Nobody doubts Brohm's loyalty to his new employer.
But outside the program, no coach in America knows the Cardinals better.
Brohm raves about Lamar Jackson , the dynamic Heisman Trophy-winning quarterback. He respects coach Bobby Petrino's winning ways. And, of course, Brohm realizes this may be the greatest period of Cardinals football in more than a quarter-century that didn't include a Brohm.
On Saturday, Brohm, his brothers (who also work on Purdue's staff) and probably their parents will be decked out in gold, staring across the field at a sea of red and white.
It will be a strange day, indeed -- and not just for the Brohms.
"I'm excited for Jeff," Petrino said. "Like I said, they were all at (my daughter) Katie's wedding this summer and it was great to see him. Other than that, I haven't thought at all about him. He's the enemy now."
Brohm knows how challenging this season opener will be.
Purdue is trying to snap a seven-game losing streak against a foe that spent most of last season in playoff contention and wound up sharing the ACC Atlantic Division title with Clemson. But a late-season loss at Houston started a three-game swoon.
Now, in front of a national television audience, the Cardinals are hoping for a fresh start -- at the expense of Louisville's favorite son.
"We need to try to build this program and build a good football team," Brohm said. "I think, when you're playing good opponents, it's going to help you build a good football team. This game will measure us right off the bat."

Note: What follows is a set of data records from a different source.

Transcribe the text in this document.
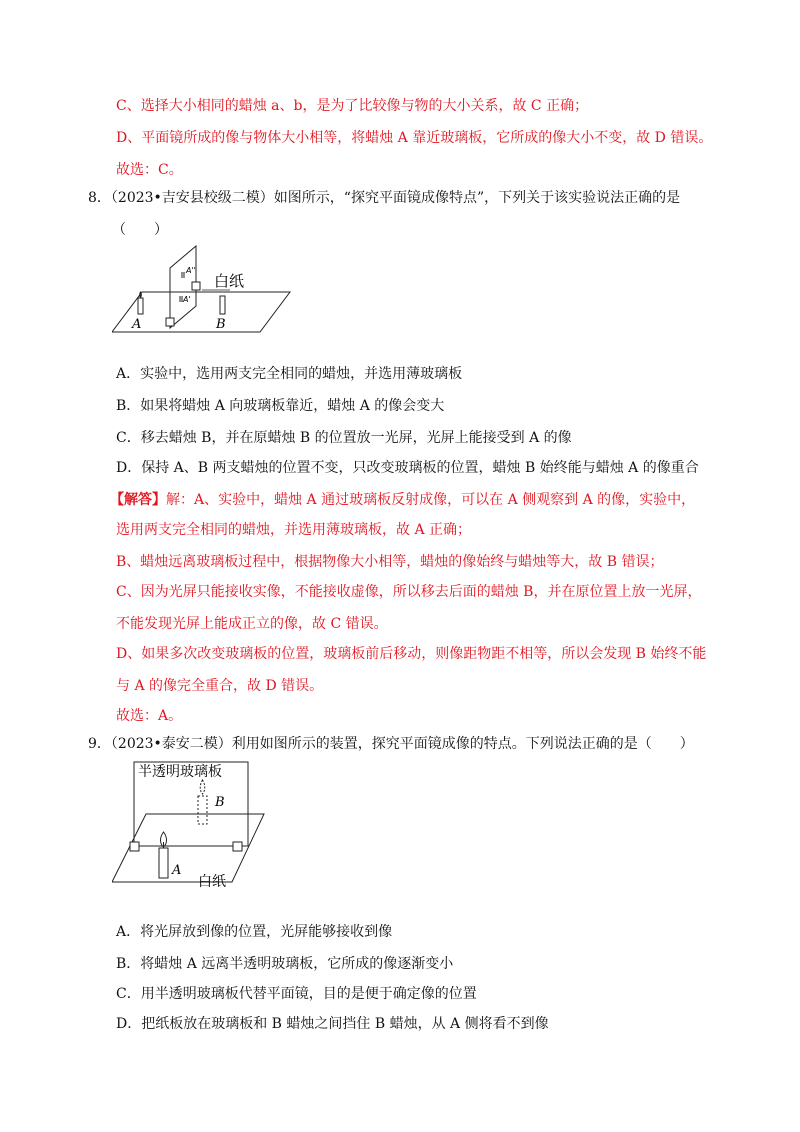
C、选择大小相同的蜡烛 a、b，是为了比较像与物的大小关系，故 C 正确；
D、平面镜所成的像与物体大小相等，将蜡烛 A 靠近玻璃板，它所成的像大小不变，故 D 错误。
故选：C。
8．（2023•吉安县校级二模）如图所示，“探究平面镜成像特点”，下列关于该实验说法正确的是
（　　）
A''
A'
A	B
白纸
A．实验中，选用两支完全相同的蜡烛，并选用薄玻璃板
B．如果将蜡烛 A 向玻璃板靠近，蜡烛 A 的像会变大
C．移去蜡烛 B，并在原蜡烛 B 的位置放一光屏，光屏上能接受到 A 的像
D．保持 A、B 两支蜡烛的位置不变，只改变玻璃板的位置，蜡烛 B 始终能与蜡烛 A 的像重合
【解答】解：A、实验中，蜡烛 A 通过玻璃板反射成像，可以在 A 侧观察到 A 的像，实验中，
选用两支完全相同的蜡烛，并选用薄玻璃板，故 A 正确；
B、蜡烛远离玻璃板过程中，根据物像大小相等，蜡烛的像始终与蜡烛等大，故 B 错误；
C、因为光屏只能接收实像，不能接收虚像，所以移去后面的蜡烛 B，并在原位置上放一光屏，
不能发现光屏上能成正立的像，故 C 错误。
D、如果多次改变玻璃板的位置，玻璃板前后移动，则像距物距不相等，所以会发现 B 始终不能
与 A 的像完全重合，故 D 错误。
故选：A。
9．（2023•泰安二模）利用如图所示的装置，探究平面镜成像的特点。下列说法正确的是（　　）
A
B
半透明玻璃板
白纸
A．将光屏放到像的位置，光屏能够接收到像
B．将蜡烛 A 远离半透明玻璃板，它所成的像逐渐变小
C．用半透明玻璃板代替平面镜，目的是便于确定像的位置
D．把纸板放在玻璃板和 B 蜡烛之间挡住 B 蜡烛，从 A 侧将看不到像
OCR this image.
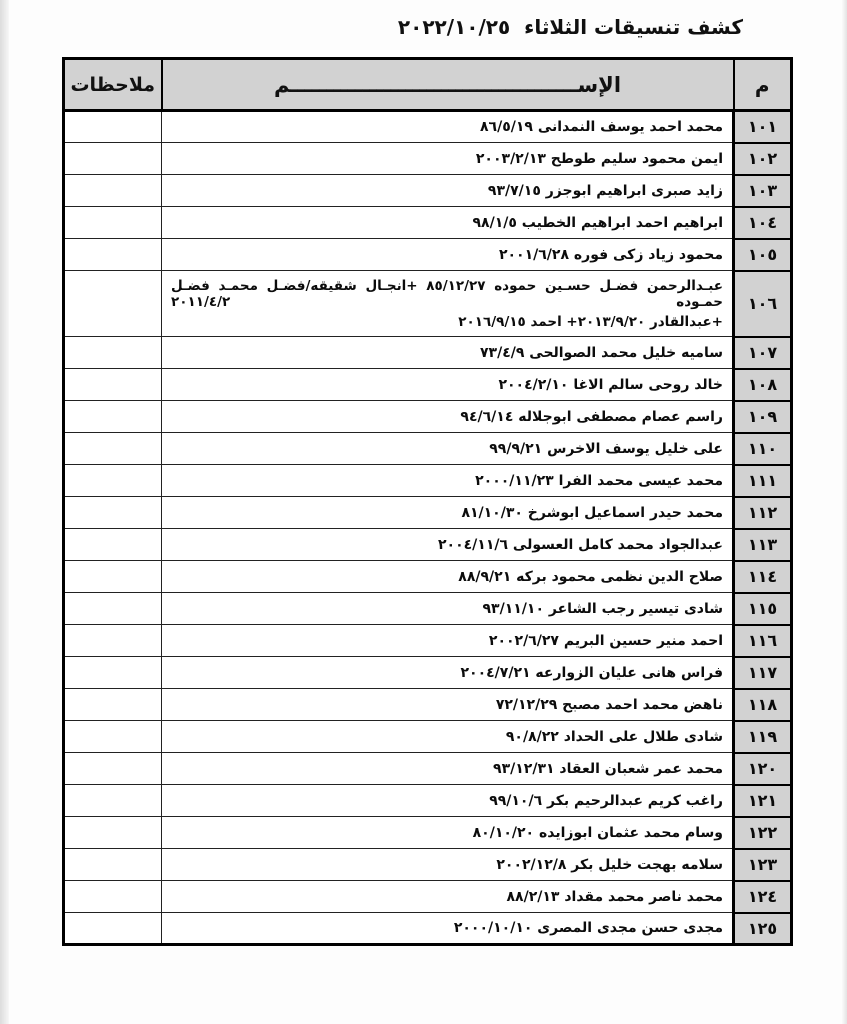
كشف تنسيقات الثلاثاء  ٢٠٢٢/١٠/٢٥
م	الإســــــــــــــــــــــــــــــــــــــــم	ملاحظات
١٠١	محمد احمد يوسف النمدانى ٨٦/٥/١٩	

١٠٢	ايمن محمود سليم طوطح ٢٠٠٣/٢/١٣	

١٠٣	زايد صبرى ابراهيم ابوجزر ٩٣/٧/١٥	

١٠٤	ابراهيم احمد ابراهيم الخطيب ٩٨/١/٥	

١٠٥	محمود زياد زكى فوره ٢٠٠١/٦/٢٨	

١٠٦	عبـدالرحمن فضـل حسـين حموده ٨٥/١٢/٢٧ +انجـال شقيقه/فضـل محمـد فضـل حمـوده ٢٠١١/٤/٢
+عبدالقادر ٢٠١٣/٩/٢٠+ احمد ٢٠١٦/٩/١٥	

١٠٧	ساميه خليل محمد الصوالحى ٧٣/٤/٩	

١٠٨	خالد روحى سالم الاغا ٢٠٠٤/٢/١٠	

١٠٩	راسم عصام مصطفى ابوجلاله ٩٤/٦/١٤	

١١٠	على خليل يوسف الاخرس ٩٩/٩/٢١	

١١١	محمد عيسى محمد الفرا ٢٠٠٠/١١/٢٣	

١١٢	محمد حيدر اسماعيل ابوشرخ ٨١/١٠/٣٠	

١١٣	عبدالجواد محمد كامل العسولى ٢٠٠٤/١١/٦	

١١٤	صلاح الدين نظمى محمود بركه ٨٨/٩/٢١	

١١٥	شادى تيسير رجب الشاعر ٩٣/١١/١٠	

١١٦	احمد منير حسين البريم ٢٠٠٢/٦/٢٧	

١١٧	فراس هانى عليان الزوارعه ٢٠٠٤/٧/٢١	

١١٨	ناهض محمد احمد مصبح ٧٢/١٢/٢٩	

١١٩	شادى طلال على الحداد ٩٠/٨/٢٢	

١٢٠	محمد عمر شعبان العقاد ٩٣/١٢/٣١	

١٢١	راغب كريم عبدالرحيم بكر ٩٩/١٠/٦	

١٢٢	وسام محمد عثمان ابوزايده ٨٠/١٠/٢٠	

١٢٣	سلامه بهجت خليل بكر ٢٠٠٢/١٢/٨	

١٢٤	محمد ناصر محمد مقداد ٨٨/٢/١٣	

١٢٥	مجدى حسن مجدى المصرى ٢٠٠٠/١٠/١٠	
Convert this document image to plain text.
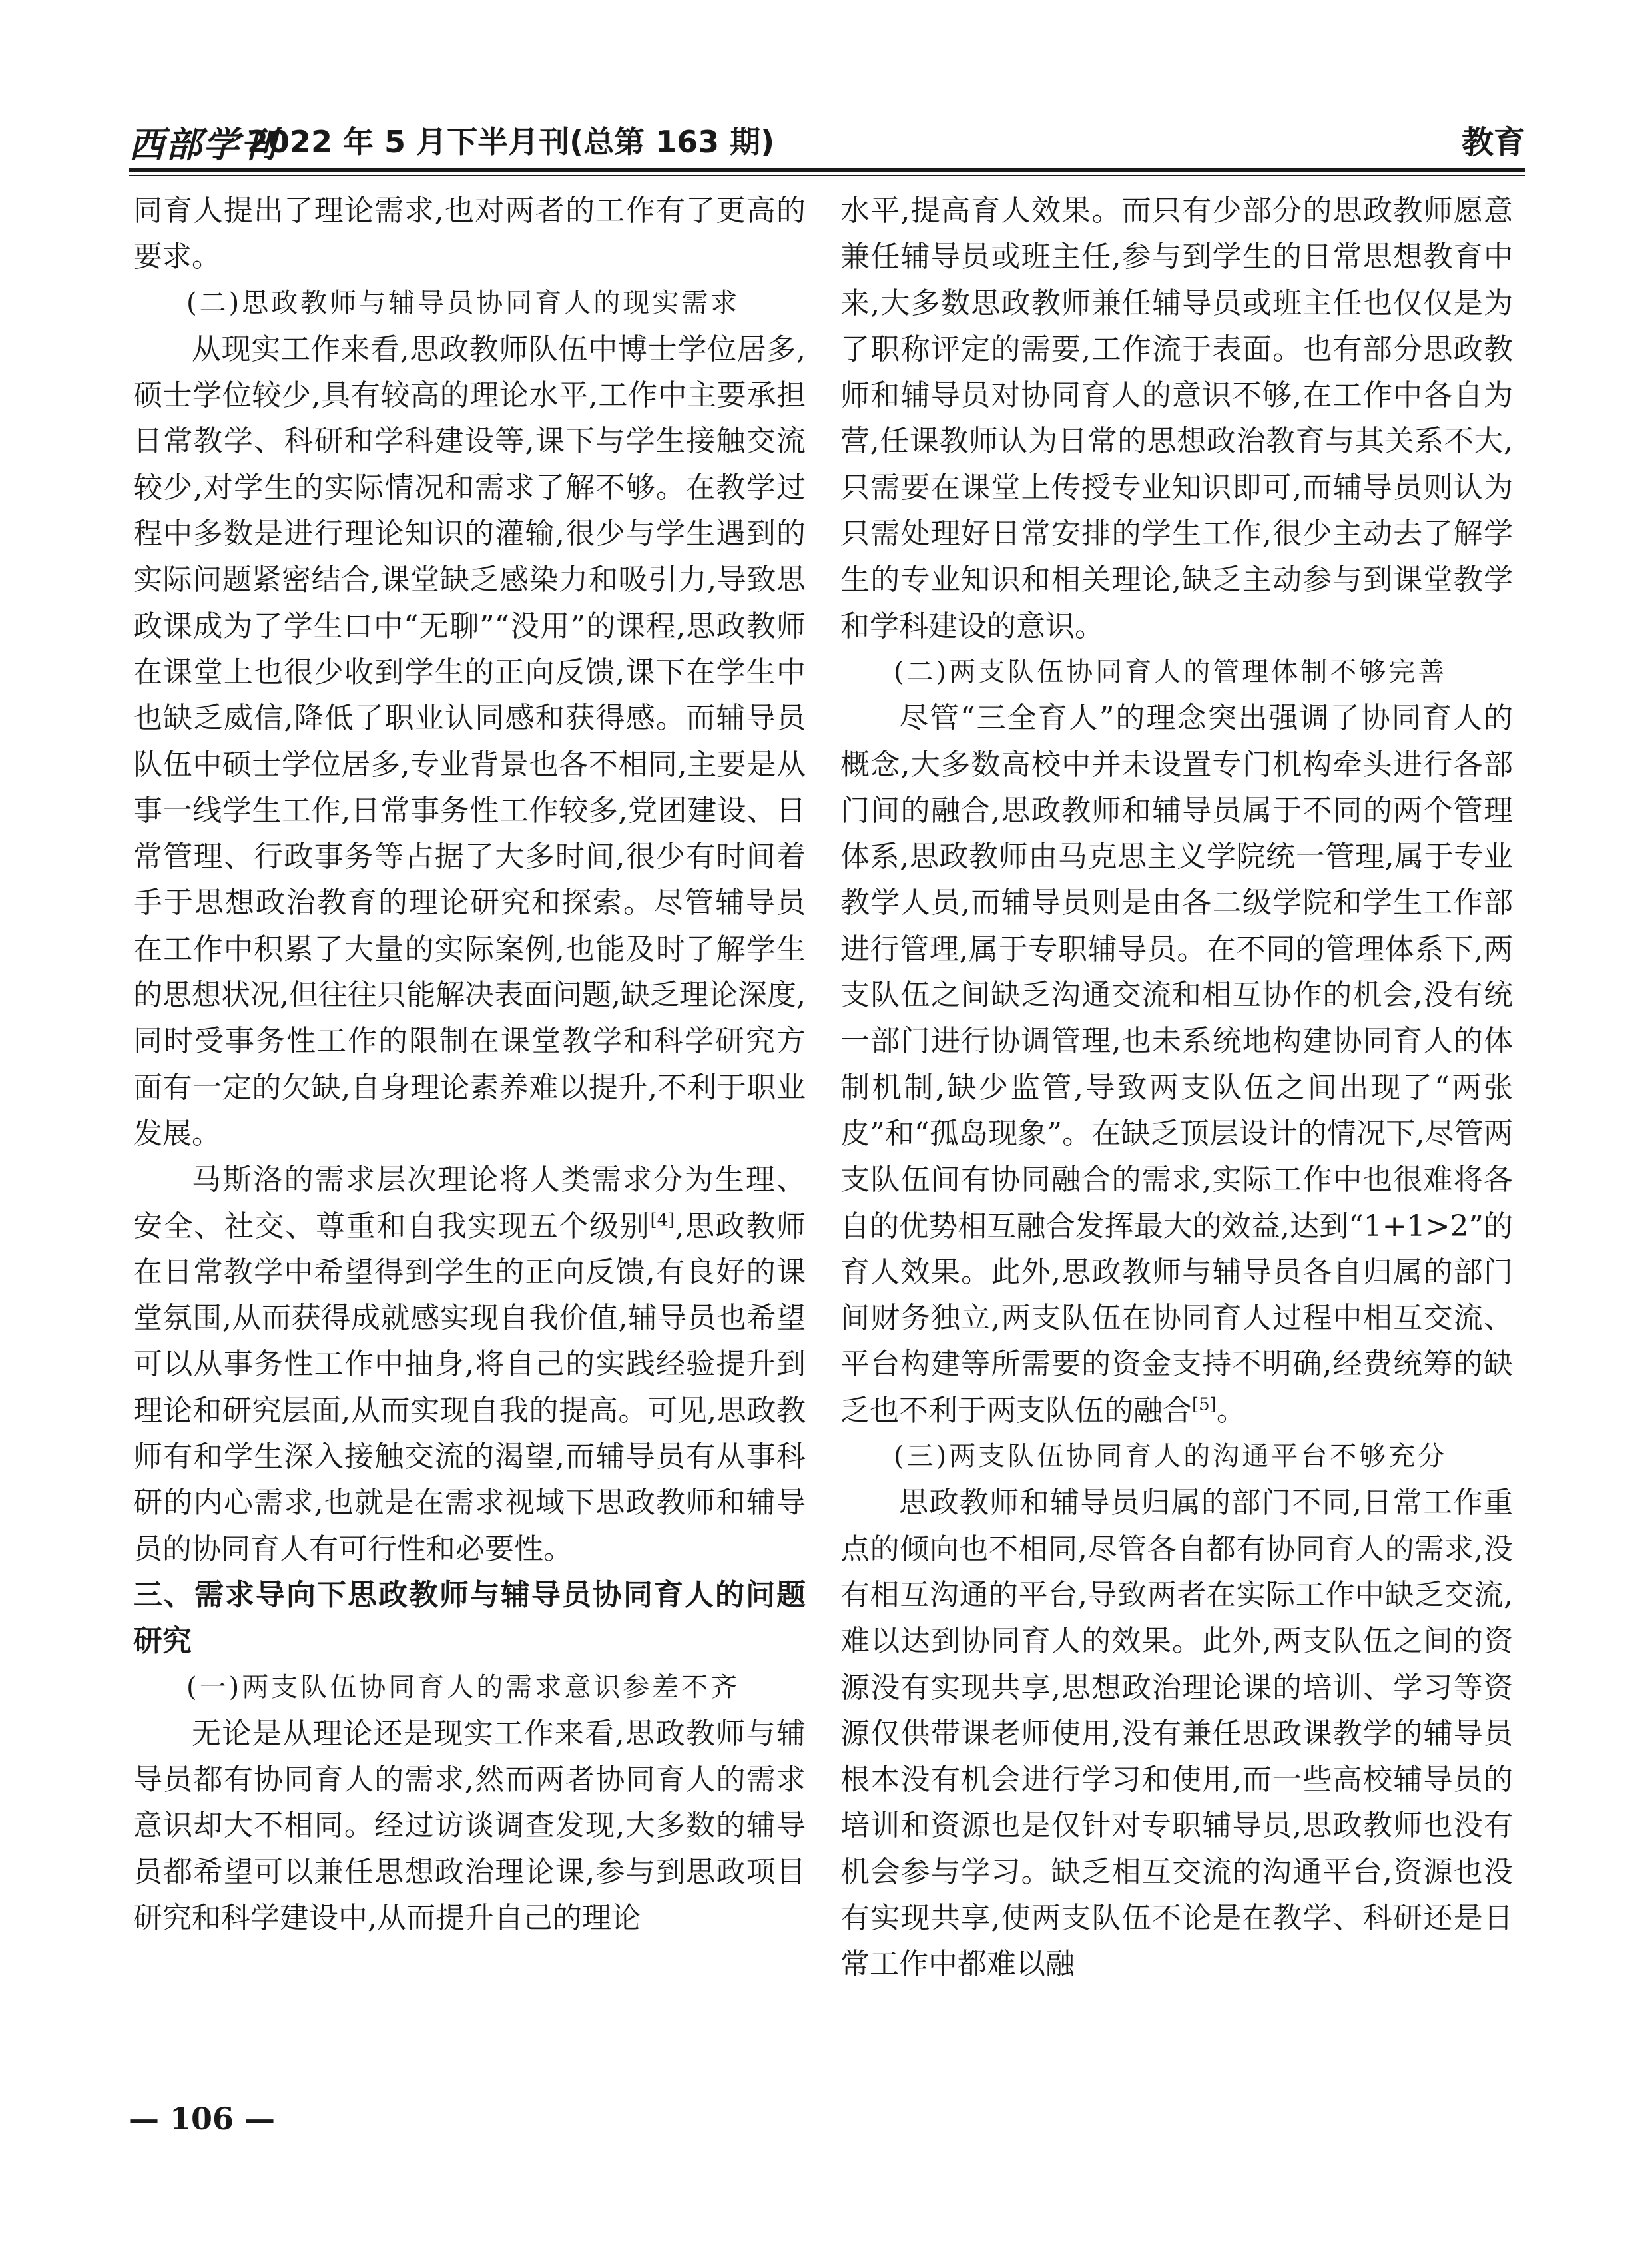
西部学刊
2022 年 5 月下半月刊(总第 163 期)	教育

同育人提出了理论需求,也对两者的工作有了更高的要求。

(二)思政教师与辅导员协同育人的现实需求

从现实工作来看,思政教师队伍中博士学位居多,硕士学位较少,具有较高的理论水平,工作中主要承担日常教学、科研和学科建设等,课下与学生接触交流较少,对学生的实际情况和需求了解不够。在教学过程中多数是进行理论知识的灌输,很少与学生遇到的实际问题紧密结合,课堂缺乏感染力和吸引力,导致思政课成为了学生口中“无聊”“没用”的课程,思政教师在课堂上也很少收到学生的正向反馈,课下在学生中也缺乏威信,降低了职业认同感和获得感。而辅导员队伍中硕士学位居多,专业背景也各不相同,主要是从事一线学生工作,日常事务性工作较多,党团建设、日常管理、行政事务等占据了大多时间,很少有时间着手于思想政治教育的理论研究和探索。尽管辅导员在工作中积累了大量的实际案例,也能及时了解学生的思想状况,但往往只能解决表面问题,缺乏理论深度,同时受事务性工作的限制在课堂教学和科学研究方面有一定的欠缺,自身理论素养难以提升,不利于职业发展。

马斯洛的需求层次理论将人类需求分为生理、安全、社交、尊重和自我实现五个级别[4],思政教师在日常教学中希望得到学生的正向反馈,有良好的课堂氛围,从而获得成就感实现自我价值,辅导员也希望可以从事务性工作中抽身,将自己的实践经验提升到理论和研究层面,从而实现自我的提高。可见,思政教师有和学生深入接触交流的渴望,而辅导员有从事科研的内心需求,也就是在需求视域下思政教师和辅导员的协同育人有可行性和必要性。

三、需求导向下思政教师与辅导员协同育人的问题研究

(一)两支队伍协同育人的需求意识参差不齐

无论是从理论还是现实工作来看,思政教师与辅导员都有协同育人的需求,然而两者协同育人的需求意识却大不相同。经过访谈调查发现,大多数的辅导员都希望可以兼任思想政治理论课,参与到思政项目研究和科学建设中,从而提升自己的理论

水平,提高育人效果。而只有少部分的思政教师愿意兼任辅导员或班主任,参与到学生的日常思想教育中来,大多数思政教师兼任辅导员或班主任也仅仅是为了职称评定的需要,工作流于表面。也有部分思政教师和辅导员对协同育人的意识不够,在工作中各自为营,任课教师认为日常的思想政治教育与其关系不大,只需要在课堂上传授专业知识即可,而辅导员则认为只需处理好日常安排的学生工作,很少主动去了解学生的专业知识和相关理论,缺乏主动参与到课堂教学和学科建设的意识。

(二)两支队伍协同育人的管理体制不够完善

尽管“三全育人”的理念突出强调了协同育人的概念,大多数高校中并未设置专门机构牵头进行各部门间的融合,思政教师和辅导员属于不同的两个管理体系,思政教师由马克思主义学院统一管理,属于专业教学人员,而辅导员则是由各二级学院和学生工作部进行管理,属于专职辅导员。在不同的管理体系下,两支队伍之间缺乏沟通交流和相互协作的机会,没有统一部门进行协调管理,也未系统地构建协同育人的体制机制,缺少监管,导致两支队伍之间出现了“两张皮”和“孤岛现象”。在缺乏顶层设计的情况下,尽管两支队伍间有协同融合的需求,实际工作中也很难将各自的优势相互融合发挥最大的效益,达到“1+1>2”的育人效果。此外,思政教师与辅导员各自归属的部门间财务独立,两支队伍在协同育人过程中相互交流、平台构建等所需要的资金支持不明确,经费统筹的缺乏也不利于两支队伍的融合[5]。

(三)两支队伍协同育人的沟通平台不够充分

思政教师和辅导员归属的部门不同,日常工作重点的倾向也不相同,尽管各自都有协同育人的需求,没有相互沟通的平台,导致两者在实际工作中缺乏交流,难以达到协同育人的效果。此外,两支队伍之间的资源没有实现共享,思想政治理论课的培训、学习等资源仅供带课老师使用,没有兼任思政课教学的辅导员根本没有机会进行学习和使用,而一些高校辅导员的培训和资源也是仅针对专职辅导员,思政教师也没有机会参与学习。缺乏相互交流的沟通平台,资源也没有实现共享,使两支队伍不论是在教学、科研还是日常工作中都难以融

— 106 —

Here are some other things to watch Saturday:
QB CAROUSEL: David Blough looked like a sure bet to end Purdue's revolving door at quarterback until he hurt his right shoulder in an Aug. 12 scrimmage. Now he's a game-time decision after being cleared for full practice Sunday. If Blough does start, he will be the first Boilermakers quarterback to start consecutive season openers since Curtis Painter in 2007 and 2008.
ACTION JACKSON: Jackson should continue climbing the school's career charts this weekend. He needs three TD passes to surpass Washington Redskins coach Jay Gruden for No. 5 all-time, 69 yards rushing to pass Frank Moreau for No. 5 and 193 yards to pass Howard Stevens for No. 4. Another encouraging sign for Jackson: Purdue has faced a reigning Heisman winner only one other time -- Archie Griffin in 1975, when he won his second straight trophy.
FRESH START: Brohm and his staff won't be the only newcomers on the field for the Boilermakers. As many as 10 first-time starters could be in the lineup, and Brohm has said two true freshmen will play -- receiver KeyRon Catlett and tight end Darius Pittman.
ALL TIED UP: Louisville is 11-11-1 all-time in neutral site games, including 10-10-1 in bowl games. Strangely, the Cardinals and Boilermakers are tied, too, at 0-0-1 following a 22-22 tie in 1987. Gruden was the Cardinals' starting quarterback that day.
HELMET STICKER: Purdue plans to honor Bob DeMoss with a helmet sticker after the former quarterback, coach and longtime administrator died July 23. He was 90. DeMoss burst onto the scene as a freshman quarterback, helping Purdue win its first five games in 1945. He was the primary quarterback through 1948 then returned to campus two years later as an assistant coach. DeMoss spent the next 42 years, including three as head coach, on campus. He recruited Len Dawson, Bob Griese and Gary Danielson and was the most recent ex-quarterback to coach the Boilermakers -- until Brohm was hired.